Deployment pipeline including LLM Uncertainty Evaluation
Abstract
Large language models (LLMs) produce outputs with varying levels of uncertainty, and, just as often, varying levels of correctness; making their practical reliability far from guaranteed. To quantify this uncertainty, we systematically evaluate four approaches for confidence estimation in LLM outputs: VCE, MSP, Sample Consistency, and CoCoA (Vashurin et al., 2025). For the evaluation of the approaches, we conduct experiments on four question-answering tasks using a state-of-the-art open-source LLM. Our results show that each uncertainty metric captures a different facet of model confidence and that the hybrid CoCoA approach yields the best reliability overall, improving both calibration and discrimination of correct answers. We discuss the trade-offs of each method and provide recommendations for selecting uncertainty measures in LLM applications.
1. Introduction
LLMs are powerful but not reliably calibrated: high confidence does not always mean high correctness. For safety-critical or user-facing systems, we need well-calibrated confidence so downstream components (or users) can decide when to trust, defer, or verify a model’s output. This project systematically compares four uncertainty methods and reports what works best in practice.
2. Methods
2.1 Evaluated Approaches
- VCE (Variance of Confidence Estimates): Variability of confidence across perturbations/prompts.

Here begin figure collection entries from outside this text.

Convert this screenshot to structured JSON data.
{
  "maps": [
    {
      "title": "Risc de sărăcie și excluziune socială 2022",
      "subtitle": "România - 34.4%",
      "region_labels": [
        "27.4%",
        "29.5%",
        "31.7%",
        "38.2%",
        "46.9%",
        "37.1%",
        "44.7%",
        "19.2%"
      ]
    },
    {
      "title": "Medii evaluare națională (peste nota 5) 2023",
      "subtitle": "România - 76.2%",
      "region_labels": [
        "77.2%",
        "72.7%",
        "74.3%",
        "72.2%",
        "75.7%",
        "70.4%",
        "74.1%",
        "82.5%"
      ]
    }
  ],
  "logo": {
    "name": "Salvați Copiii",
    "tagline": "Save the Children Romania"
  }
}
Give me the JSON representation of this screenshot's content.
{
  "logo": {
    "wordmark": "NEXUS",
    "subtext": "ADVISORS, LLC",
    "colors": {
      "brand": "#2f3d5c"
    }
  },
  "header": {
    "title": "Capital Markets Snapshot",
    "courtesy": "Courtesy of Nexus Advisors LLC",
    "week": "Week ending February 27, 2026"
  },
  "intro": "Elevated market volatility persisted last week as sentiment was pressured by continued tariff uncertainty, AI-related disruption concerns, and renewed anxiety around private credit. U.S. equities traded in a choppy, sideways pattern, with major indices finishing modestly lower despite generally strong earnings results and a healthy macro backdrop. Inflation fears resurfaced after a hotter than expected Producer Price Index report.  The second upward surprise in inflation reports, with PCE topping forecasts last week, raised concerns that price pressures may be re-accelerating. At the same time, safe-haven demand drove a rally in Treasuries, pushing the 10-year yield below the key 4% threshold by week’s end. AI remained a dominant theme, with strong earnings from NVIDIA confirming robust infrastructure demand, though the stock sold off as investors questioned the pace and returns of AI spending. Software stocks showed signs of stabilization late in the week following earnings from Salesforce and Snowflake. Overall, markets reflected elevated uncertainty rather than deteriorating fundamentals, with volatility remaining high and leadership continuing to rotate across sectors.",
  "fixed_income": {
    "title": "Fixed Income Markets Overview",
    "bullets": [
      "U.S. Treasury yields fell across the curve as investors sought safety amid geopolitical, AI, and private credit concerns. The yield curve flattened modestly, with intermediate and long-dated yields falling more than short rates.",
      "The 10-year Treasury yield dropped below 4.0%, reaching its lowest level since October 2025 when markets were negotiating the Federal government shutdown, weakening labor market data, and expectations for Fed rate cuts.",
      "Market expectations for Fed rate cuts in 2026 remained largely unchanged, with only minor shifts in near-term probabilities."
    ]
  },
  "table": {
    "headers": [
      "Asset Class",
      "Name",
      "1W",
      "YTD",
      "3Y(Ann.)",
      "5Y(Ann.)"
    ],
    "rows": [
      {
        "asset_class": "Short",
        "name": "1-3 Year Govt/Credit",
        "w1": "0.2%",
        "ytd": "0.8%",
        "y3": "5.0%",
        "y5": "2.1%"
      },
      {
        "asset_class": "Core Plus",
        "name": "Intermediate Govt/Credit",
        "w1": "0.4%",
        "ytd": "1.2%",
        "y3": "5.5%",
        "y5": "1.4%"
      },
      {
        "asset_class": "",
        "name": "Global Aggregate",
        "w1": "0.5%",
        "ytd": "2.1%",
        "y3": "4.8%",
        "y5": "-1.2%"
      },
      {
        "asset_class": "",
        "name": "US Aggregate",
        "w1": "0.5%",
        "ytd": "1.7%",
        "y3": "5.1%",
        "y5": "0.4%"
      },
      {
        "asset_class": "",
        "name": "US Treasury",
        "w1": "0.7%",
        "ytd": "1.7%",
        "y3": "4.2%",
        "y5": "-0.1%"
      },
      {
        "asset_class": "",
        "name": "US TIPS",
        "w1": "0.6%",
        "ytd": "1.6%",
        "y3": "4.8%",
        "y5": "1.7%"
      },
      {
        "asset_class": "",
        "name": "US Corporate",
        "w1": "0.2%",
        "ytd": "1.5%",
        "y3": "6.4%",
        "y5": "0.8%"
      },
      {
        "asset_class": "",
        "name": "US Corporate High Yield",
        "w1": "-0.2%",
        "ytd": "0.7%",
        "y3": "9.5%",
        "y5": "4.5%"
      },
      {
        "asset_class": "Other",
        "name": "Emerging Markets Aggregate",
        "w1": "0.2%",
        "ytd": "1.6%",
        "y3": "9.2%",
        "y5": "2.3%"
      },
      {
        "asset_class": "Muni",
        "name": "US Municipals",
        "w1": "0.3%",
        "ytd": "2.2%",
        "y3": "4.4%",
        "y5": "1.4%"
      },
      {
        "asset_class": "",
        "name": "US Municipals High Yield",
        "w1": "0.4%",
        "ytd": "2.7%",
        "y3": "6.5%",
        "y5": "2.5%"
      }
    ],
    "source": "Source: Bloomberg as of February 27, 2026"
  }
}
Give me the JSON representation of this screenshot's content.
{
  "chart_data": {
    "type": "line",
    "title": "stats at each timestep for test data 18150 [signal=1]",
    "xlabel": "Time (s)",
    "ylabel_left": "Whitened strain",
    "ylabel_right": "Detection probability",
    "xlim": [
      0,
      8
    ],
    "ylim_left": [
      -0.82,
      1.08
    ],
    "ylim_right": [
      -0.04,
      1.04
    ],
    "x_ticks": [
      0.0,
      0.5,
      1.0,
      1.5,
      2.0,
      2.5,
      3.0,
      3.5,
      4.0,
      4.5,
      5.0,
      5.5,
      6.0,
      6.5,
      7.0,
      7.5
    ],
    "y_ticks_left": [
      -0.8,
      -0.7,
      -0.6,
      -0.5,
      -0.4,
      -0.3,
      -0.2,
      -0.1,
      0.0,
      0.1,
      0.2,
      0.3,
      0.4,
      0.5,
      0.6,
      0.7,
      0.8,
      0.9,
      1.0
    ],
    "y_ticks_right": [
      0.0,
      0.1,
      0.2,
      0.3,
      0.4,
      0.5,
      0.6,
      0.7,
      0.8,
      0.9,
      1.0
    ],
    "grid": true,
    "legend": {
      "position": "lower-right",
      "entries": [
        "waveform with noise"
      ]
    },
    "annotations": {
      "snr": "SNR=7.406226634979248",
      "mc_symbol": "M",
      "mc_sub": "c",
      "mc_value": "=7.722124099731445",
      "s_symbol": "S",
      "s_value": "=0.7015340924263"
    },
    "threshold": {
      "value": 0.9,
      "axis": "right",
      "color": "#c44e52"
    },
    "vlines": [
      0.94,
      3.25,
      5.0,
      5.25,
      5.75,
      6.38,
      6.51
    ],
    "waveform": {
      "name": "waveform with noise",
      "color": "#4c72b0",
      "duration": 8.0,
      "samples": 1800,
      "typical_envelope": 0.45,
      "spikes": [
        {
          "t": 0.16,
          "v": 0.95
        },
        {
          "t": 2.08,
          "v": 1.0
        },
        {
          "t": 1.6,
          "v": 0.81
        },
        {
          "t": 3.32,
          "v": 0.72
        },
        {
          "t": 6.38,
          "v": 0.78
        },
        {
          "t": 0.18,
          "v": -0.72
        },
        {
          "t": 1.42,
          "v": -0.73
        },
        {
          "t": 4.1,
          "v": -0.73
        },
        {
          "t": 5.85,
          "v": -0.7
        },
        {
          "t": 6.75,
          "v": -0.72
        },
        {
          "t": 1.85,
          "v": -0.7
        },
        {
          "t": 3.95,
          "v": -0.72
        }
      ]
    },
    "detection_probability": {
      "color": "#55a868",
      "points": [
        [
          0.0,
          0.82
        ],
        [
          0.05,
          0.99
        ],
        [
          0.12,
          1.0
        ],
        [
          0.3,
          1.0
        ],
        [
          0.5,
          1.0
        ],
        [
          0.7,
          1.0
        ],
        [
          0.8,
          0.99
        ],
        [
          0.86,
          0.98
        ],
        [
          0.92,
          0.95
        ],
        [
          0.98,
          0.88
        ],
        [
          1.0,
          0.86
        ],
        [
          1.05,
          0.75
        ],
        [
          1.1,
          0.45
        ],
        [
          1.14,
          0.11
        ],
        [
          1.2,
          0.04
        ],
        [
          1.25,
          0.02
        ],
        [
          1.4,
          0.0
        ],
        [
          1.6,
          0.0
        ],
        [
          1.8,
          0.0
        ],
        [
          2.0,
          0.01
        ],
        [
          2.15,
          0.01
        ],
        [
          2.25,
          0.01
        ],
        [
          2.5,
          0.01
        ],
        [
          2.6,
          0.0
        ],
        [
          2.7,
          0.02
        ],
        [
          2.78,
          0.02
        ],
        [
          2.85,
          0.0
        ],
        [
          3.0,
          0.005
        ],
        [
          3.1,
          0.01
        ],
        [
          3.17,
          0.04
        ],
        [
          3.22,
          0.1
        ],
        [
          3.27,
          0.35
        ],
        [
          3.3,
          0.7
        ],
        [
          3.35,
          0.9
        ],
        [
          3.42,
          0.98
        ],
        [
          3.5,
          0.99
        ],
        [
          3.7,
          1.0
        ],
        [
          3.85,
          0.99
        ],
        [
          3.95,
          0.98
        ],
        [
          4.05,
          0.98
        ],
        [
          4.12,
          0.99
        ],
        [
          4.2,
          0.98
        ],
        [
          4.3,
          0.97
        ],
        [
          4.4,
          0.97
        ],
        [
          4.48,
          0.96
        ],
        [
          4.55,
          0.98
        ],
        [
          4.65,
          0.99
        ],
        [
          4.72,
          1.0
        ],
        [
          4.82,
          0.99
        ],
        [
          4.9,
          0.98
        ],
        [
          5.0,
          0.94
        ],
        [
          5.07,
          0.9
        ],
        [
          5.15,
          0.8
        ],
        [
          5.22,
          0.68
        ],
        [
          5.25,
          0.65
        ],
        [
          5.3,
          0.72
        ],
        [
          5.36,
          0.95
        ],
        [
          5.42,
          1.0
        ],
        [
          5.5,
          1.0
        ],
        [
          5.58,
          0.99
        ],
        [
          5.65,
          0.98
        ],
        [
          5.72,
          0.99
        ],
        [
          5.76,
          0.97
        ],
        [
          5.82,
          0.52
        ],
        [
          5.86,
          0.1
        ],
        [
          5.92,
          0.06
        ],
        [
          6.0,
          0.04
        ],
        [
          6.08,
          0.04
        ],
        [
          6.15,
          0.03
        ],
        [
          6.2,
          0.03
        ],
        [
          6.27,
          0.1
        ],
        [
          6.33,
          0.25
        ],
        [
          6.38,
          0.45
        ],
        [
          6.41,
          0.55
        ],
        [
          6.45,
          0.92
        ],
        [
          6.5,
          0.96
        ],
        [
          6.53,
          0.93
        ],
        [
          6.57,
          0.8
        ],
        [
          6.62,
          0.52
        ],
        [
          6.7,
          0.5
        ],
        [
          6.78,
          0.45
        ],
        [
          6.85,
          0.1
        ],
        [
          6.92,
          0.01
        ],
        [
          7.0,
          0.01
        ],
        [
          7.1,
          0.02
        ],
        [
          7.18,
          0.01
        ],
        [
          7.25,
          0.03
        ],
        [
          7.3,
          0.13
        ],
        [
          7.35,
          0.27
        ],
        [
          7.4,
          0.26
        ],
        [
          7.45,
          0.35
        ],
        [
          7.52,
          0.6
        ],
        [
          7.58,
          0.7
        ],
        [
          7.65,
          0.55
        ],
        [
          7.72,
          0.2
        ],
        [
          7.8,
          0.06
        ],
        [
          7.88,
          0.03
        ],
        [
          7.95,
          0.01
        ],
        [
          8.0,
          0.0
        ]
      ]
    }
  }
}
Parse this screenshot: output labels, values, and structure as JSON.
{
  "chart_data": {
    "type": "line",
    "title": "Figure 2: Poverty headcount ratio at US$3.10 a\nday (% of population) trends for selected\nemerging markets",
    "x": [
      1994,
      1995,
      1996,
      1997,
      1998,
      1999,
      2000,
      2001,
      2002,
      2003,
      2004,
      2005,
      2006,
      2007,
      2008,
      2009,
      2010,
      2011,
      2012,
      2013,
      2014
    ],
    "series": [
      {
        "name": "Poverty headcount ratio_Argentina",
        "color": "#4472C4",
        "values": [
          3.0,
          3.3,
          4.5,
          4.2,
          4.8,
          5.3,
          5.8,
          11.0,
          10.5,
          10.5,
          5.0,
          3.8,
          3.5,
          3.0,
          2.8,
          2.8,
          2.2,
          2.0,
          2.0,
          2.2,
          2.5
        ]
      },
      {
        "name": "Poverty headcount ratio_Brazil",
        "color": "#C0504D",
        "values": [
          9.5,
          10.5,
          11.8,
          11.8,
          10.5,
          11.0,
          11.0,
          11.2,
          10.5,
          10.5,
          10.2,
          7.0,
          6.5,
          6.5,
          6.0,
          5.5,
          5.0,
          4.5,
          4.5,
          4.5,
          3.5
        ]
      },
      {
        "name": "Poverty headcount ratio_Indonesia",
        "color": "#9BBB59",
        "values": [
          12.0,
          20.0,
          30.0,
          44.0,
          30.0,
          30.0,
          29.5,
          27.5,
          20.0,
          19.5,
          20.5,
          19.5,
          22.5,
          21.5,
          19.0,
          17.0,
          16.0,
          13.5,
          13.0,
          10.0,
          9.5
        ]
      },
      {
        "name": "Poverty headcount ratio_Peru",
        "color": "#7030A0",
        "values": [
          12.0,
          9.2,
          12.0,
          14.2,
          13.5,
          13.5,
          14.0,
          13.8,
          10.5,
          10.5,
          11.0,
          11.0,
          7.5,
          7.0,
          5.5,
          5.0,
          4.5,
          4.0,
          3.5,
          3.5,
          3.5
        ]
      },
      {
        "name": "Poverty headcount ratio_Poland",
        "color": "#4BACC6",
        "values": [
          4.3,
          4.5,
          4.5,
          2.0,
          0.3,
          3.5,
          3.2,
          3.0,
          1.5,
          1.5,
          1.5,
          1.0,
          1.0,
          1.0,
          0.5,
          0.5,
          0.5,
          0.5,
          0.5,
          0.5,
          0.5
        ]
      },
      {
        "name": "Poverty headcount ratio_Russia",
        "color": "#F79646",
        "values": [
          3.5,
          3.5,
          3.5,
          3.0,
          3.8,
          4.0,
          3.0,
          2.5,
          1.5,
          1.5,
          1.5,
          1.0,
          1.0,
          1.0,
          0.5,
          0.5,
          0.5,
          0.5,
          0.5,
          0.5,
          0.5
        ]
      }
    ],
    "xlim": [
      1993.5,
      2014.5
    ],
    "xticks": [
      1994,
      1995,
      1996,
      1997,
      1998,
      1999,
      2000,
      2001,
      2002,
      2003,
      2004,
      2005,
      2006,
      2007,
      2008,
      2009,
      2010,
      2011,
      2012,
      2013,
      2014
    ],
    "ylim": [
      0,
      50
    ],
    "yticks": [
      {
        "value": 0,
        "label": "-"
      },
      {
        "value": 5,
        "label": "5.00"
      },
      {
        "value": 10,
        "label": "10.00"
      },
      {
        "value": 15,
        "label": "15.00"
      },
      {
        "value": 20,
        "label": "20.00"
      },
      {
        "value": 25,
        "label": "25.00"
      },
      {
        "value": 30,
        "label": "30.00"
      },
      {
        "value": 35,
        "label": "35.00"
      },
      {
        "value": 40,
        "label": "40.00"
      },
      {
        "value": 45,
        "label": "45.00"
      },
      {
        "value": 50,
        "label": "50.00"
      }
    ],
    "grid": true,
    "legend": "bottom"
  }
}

- MSP (Maximum Softmax Probability): Uses the model’s top probability as a proxy for confidence.
- Sample Consistency: Measures agreement across sampled generations (e.g., different temperatures/seeds).
- CoCoA (Consensus-Consistency Aggregation): Hybrid method combining agreement signals and confidence scores (Vashurin et al., 2025).
2.2 Tasks and Model
- Tasks: Four question-answering benchmarks.
- Model: A state-of-the-art open-source LLM evaluated under a unified pipeline (same prompts, decoding settings, and scoring).
2.3 Metrics
- Calibration (e.g., ECE / reliability curves): How well predicted confidence matches empirical accuracy.
- Discrimination (e.g., AUROC for correctness detection): How well a score separates correct vs. incorrect answers.
3. Results
3.1 High-Level Findings
- Each method captures a distinct uncertainty signal:
- MSP is simple and strong but can be over-confident.
- VCE surfaces instability under prompt or sampling changes.
- Sample Consistency reflects agreement across generations.
- CoCoA outperforms others overall, improving both:
- Calibration (confidence aligns better with true accuracy),
- Discrimination (clearer separation of correct vs. incorrect answers).
3.2 Practical Trade-offs
- Cost vs. Accuracy: Methods requiring multiple samples (VCE, Sample Consistency, CoCoA) are more compute-intensive but yield better reliability.
- Simplicity vs. Robustness: MSP is trivial to deploy; CoCoA is more robust but requires orchestration of multiple signals.
4. Recommendations
- If you need a drop-in baseline: Start with MSP; monitor miscalibration and add temperature scaling if possible.
- If you can afford moderate overhead: Add Sample Consistency to catch brittle answers.
- For best reliability: Use CoCoA to combine agreement-based and score-based signals; prioritize it for user-facing or safety-critical deployments.
- Always visualize calibration (reliability plots) and track a correctness AUROC to ensure your uncertainty signal is meaningful.
5. Conclusion
Reliable LLM systems hinge on trustworthy confidence estimates. Our experiments show that while single-signal methods (MSP, VCE, Sample Consistency) provide useful but partial views, the hybrid CoCoA approach achieves the best overall reliability by combining signals. Teams should select a method that matches their latency/compute budget and risk profile, with CoCoA as the preferred option when reliability matters most.
Reference: Vashurin, R., Goloburda, M., Ilina, A., Rubashevskii, A., Nakov, P., Shelmanov, A., & Panov, M. (2025). Uncertainty Quantification for LLMs through Minimum Bayes Risk: Bridging Confidence and Consistency. arXiv preprint arXiv:2502.04964.